Análise: A Grécia capitulou diante de seus credores
Não acredito ter algum dia lido uma carta de um primeiro-ministro em que ele prometia abrir o mercado de academias de ginástica - e certamente isso nunca aconteceu no caso de uma carta que pode representar vida ou morte para uma economia.
Mas o documento enviado pelo premiê da Grécia, Alexis Tsipras, ao presidente da Comissão Europeia, Jean-Claude Juncker, bem como ao diretor do Banco Central Europeu (BCE), Mario Draghi, e à presidente do Fundo Monetário Internacional, Christine Lagarde, faz essa promessa juntamente com outros compromissos de liberalização econômica envolvendo os mercados de serviços legais, bebidas, petróleo e mesmo alimentação.
O grande ponto da carta, no entanto, é que o governo de esquerda grego, formado pela coalizão Syriza, de certa forma capitulou diante de praticamente todas as exigências da União Europeia e do FMI por aumento de impostos e cortes nas aposentadorias. Tópicos anteriormente defendido pelo governo de Tsipras como uma questão de princípios parecem ter se tornado moedas pragmáticas de barganha.
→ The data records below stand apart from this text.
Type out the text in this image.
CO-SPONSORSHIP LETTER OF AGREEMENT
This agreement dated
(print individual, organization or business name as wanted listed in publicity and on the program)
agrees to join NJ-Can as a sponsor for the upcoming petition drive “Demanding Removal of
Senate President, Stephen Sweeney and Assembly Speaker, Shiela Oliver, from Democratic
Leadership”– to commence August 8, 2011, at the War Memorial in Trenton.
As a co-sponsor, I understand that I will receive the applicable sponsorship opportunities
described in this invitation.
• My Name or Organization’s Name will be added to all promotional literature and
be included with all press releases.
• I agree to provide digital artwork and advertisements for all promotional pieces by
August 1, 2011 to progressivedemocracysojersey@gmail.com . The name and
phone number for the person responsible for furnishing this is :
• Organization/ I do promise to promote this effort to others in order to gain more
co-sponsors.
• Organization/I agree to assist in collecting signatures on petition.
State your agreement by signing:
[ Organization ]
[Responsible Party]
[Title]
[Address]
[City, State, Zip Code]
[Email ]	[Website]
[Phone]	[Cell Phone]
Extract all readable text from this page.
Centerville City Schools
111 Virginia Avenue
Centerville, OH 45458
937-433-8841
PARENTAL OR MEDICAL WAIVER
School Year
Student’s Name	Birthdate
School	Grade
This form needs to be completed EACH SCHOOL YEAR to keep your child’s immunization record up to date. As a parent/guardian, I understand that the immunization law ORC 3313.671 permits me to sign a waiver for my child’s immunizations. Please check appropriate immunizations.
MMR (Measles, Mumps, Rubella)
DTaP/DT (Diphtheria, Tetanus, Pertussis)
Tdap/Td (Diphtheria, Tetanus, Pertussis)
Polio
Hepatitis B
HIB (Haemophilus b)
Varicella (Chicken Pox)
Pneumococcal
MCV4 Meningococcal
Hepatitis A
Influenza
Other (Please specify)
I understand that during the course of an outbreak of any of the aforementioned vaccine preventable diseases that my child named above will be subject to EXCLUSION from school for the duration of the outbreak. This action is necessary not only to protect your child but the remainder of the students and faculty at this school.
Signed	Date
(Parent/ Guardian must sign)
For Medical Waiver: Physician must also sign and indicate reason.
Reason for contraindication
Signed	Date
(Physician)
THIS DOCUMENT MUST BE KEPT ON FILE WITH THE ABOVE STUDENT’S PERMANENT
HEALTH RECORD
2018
Isso coloca os ministros da área econômica da zona do euro na berlinda. Será que eles podem recusar a se sentar à mesa com Tsipras imediatamente?
O do vazamento da carta de Tsipras pelo jornal - a manhã desta quarta-feira - pode ter importante impacto nas deliberações do BCE. O banco deve anunciar ainda nesta quarta-feira se vai pedir garantias às instituições financeiras gregas pelos 120 bilhões de euros enviados a título de Ajuda de Liquidez Emergencial.
No domingo, o BCE anunciou que não iria dar mais crédito aos bancos gregos, o que provocou o fechamento deles por uma semana, bem como a imposição de controles de capital - o congelamento de transferências para o exterior e a limitação de saques em 60 euros.
Se o BCE insistir em receber ativos dos bancos gregos como proteção contra perdas futuras, fontes me dizem que pelo menos dois bancos estariam em graves problemas, já que não contam nem com ativos nem dinheiro para pagar os empréstimos contraído junto ao BCE e ao Banco Central grego.
Em outras palavras: este pedido pode afundar um banco grego.
Por isso estou surpreso em ver o BCE tomando medidas drásticas neste momento em que o governo grego está tão perto de capitular. Porque a exigência de garantias pode ter a perversa consequência de exacerbar a crise nos bancos gregos e mostrar que as perdas potenciais da exposição do BCE à Grécia podem crescer.
E ainda pode piorar, caso os gregos votem pela rejeição às exigências feitas pelos credores no plebiscito de domingo, convocado por Tsipras no início da semana como forma de pressionar por uma renegociação do pacote de ajuda financeira recebido pela Grécia em 2010. Se os gregos realmente votarem "não", o BCE certamente pediria garantias e ao mesmo tempo dizimaria o sistema financeiro do país.
Por isso, Tsipras deve estar arrependido de ter convocado o plebiscito. E isso explica sua movimentação frenética, com novas ofertas aos credores, que podem tornar o referendo obsoleto.
E é bastante difícil imaginar como ele pode cancelar a consulta popular a não ser que os países da zona do euro e a União Europeia aceitem sua oferta de aumento de impostos e cortes na previdência como a base de um novo acordo.
Estamos ainda bem longe do fim dessa "tragédia grega".